When the EyeQuant service is temporarily unavailable, the API responds with an over_capacity error code rather than silently failing or hanging. You can use this signal as a reliable indicator that the service is under pressure and that retrying after a delay is the right course of action. For extended outages, reach out to the EyeQuant team directly — the support and sales team can be contacted at sales@eyequant.com and can provide status updates or estimated recovery times if needed.

The over_capacity error

When the service is unavailable, you will receive the following JSON error body alongside an HTTP 503 Service Unavailable status:
{
  "error": {
    "code": "over_capacity",
    "message": "The service is currently unavailable."
  }
}
Treat this error as transient — it signals a temporary condition, not a permanent failure. Your integration should catch this code and apply a retry strategy rather than surfacing it as an unrecoverable error to your users.

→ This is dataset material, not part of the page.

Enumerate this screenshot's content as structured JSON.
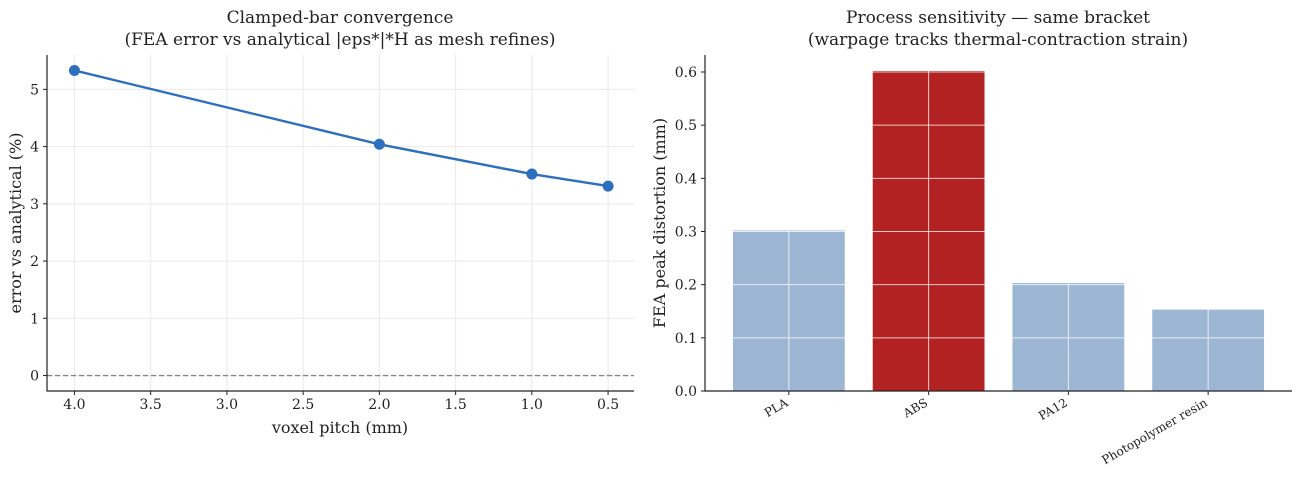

Handling outages gracefully

Building retry logic into your integration from the start means a temporary capacity issue has little to no impact on your users. Follow these best practices:
  • Implement exponential backoff when retrying failed requests — double the wait time between each attempt to avoid flooding the service.
  • Treat over_capacity as a transient error — always retry after a delay rather than surfacing it as a permanent failure.
  • Avoid tight retry loops — retrying immediately in a fast loop can worsen capacity issues for all users.
  • Build retry logic into your polling loop — if you poll for analysis results, your polling code is the right place to absorb transient errors.
The following Python example shows a simple retry function with exponential backoff:
import time
import requests

def get_analysis_with_retry(api, url, max_retries=5):
    for attempt in range(max_retries):
        response = api.get(url)
        if response.status_code == 200:
            return response.json()
        elif response.status_code == 503:
            # over_capacity — back off and retry
            wait = 2 ** attempt
            time.sleep(wait)
        else:
            response.raise_for_status()
    raise Exception("Max retries exceeded")
This function doubles the wait time on each attempt — 1 second, 2 seconds, 4 seconds, and so on — giving the service time to recover before each retry.
For production integrations, use a job queue to manage analysis submissions and retries rather than polling synchronously. A queue decouples submission from result retrieval and makes exponential backoff straightforward to implement reliably.